Renal failure will increase as the population ages, warned Campos, due to obesity, diabetes, and hypertension becoming more prevalent. Lack of access to primary care is also a huge issue for society. It is not unusual for patients to receive a diagnosis for all three conditions in an ER visit after neglecting their health, only to learn that they need a kidney transplant all at the same time, said Campos.

“We are very happy that we can offer this (registry) service to our patients. We have a small program but we have already identified two pairs

(of donor/recipients) and there are three more pairs that we are beginning to work up.

The paired kidney exchange works in the following manner. The donor offers a kidney to a recipient who has an immunologically incompatible donor.  Additional donor/recipient pairs enter the registry who are also incompatible, so being a part of the larger pool increases the odds that there is a compatible donor for each recipient.

Another way that paired exchanges can occur is for a chain to be initiated by an altruistic donor (a non-directed donor) who offers a kidney to an unknown recipient who proves to be a good match. This becomes a “pay it forward” practice for those individuals willing to offer the life-saving gift of a kidney to a stranger. They begin a chain that can result in multiple recipients being matched to compatible donors who enter the registry and save many lives in succession rather than just one.

Almost magically, the greater the number of pairs of donor/recipients entered in the registry, the possibilities multiply exponentially.

Transplant patients are on immunosuppressive medications for life and must manage their weight and practice good nutrition for optimal results. “We spend a lot of time educating our patients. Hypertension is the number one killer of transplanted kidneys,” said Campos, “so compliance is a big issue.”

Presently only 20 percent of the institute’s kidneys come from living donors (the national average is 40 percent). This was a strong incentive for the MUHTI to use the NKR. With use of NKR’s paired exchange kidney program, an increase of 20 percent (resulting in as many as 2,000 - 3,000 more kidneys) could become available from live donors.

UNOS (United Network for Organ Sharing) is a 501(c)(3) organization that presently manages deceased donor donations. Campos said it is possible that UNOS may develop a paired exchange program in time but no plan has been implemented to manage a living donor program and it could be years before they offer a matched live donor paired kidney program.
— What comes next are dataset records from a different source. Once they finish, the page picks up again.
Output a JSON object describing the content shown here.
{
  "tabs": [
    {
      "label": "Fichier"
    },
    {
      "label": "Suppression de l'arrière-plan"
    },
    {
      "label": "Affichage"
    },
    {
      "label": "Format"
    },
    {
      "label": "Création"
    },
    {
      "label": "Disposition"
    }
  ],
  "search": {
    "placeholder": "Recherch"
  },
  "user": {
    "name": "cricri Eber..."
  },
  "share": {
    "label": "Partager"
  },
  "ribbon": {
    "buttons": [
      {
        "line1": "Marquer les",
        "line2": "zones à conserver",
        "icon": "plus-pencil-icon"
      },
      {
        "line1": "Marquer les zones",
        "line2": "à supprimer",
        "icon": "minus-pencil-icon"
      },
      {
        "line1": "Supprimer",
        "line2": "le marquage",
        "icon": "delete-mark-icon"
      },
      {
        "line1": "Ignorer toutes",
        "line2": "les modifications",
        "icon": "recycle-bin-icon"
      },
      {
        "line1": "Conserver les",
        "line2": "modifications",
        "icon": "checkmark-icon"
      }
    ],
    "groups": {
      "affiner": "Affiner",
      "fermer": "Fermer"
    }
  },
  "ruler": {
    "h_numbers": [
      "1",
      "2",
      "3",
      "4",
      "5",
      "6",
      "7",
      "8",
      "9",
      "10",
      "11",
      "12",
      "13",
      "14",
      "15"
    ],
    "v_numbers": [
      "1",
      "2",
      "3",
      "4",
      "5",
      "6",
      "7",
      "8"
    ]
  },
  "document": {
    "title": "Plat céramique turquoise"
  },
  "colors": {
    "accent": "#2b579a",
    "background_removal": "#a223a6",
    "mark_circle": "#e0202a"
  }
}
Probably few in the medical community are aware that MUHTI is the 6th oldest kidney transplant program in the country, having performed its first in 1970. Over 2,000 kidney transplants have been performed to date. “We are raising awareness that this program is still growing and thriving and available to those who need it in the community and beyond,” stressed Campos. “We are open 24 hours/7 days a week.”

MUHTI is also a unique transplantation program in the country, having the distinction of having 100 percent dedicated physicians, medical specialists and surgeons, nurses, nursing practitioners, and social workers who work together under the same roof at the Institute’s offices.

UTHSC Chancellor Steve Schwab, MD, and James Eason, MD, transplant program director worked together to make it a reality. “The collegiality is incredible; we have a unique bond,” Campos said. Most programs have a transplant division and a medical division that work together but the physicians belong to their respective medicine and surgery departments. At the Institute, they are one and the same. “Our hearts are in the transplant department,” claimed Campos.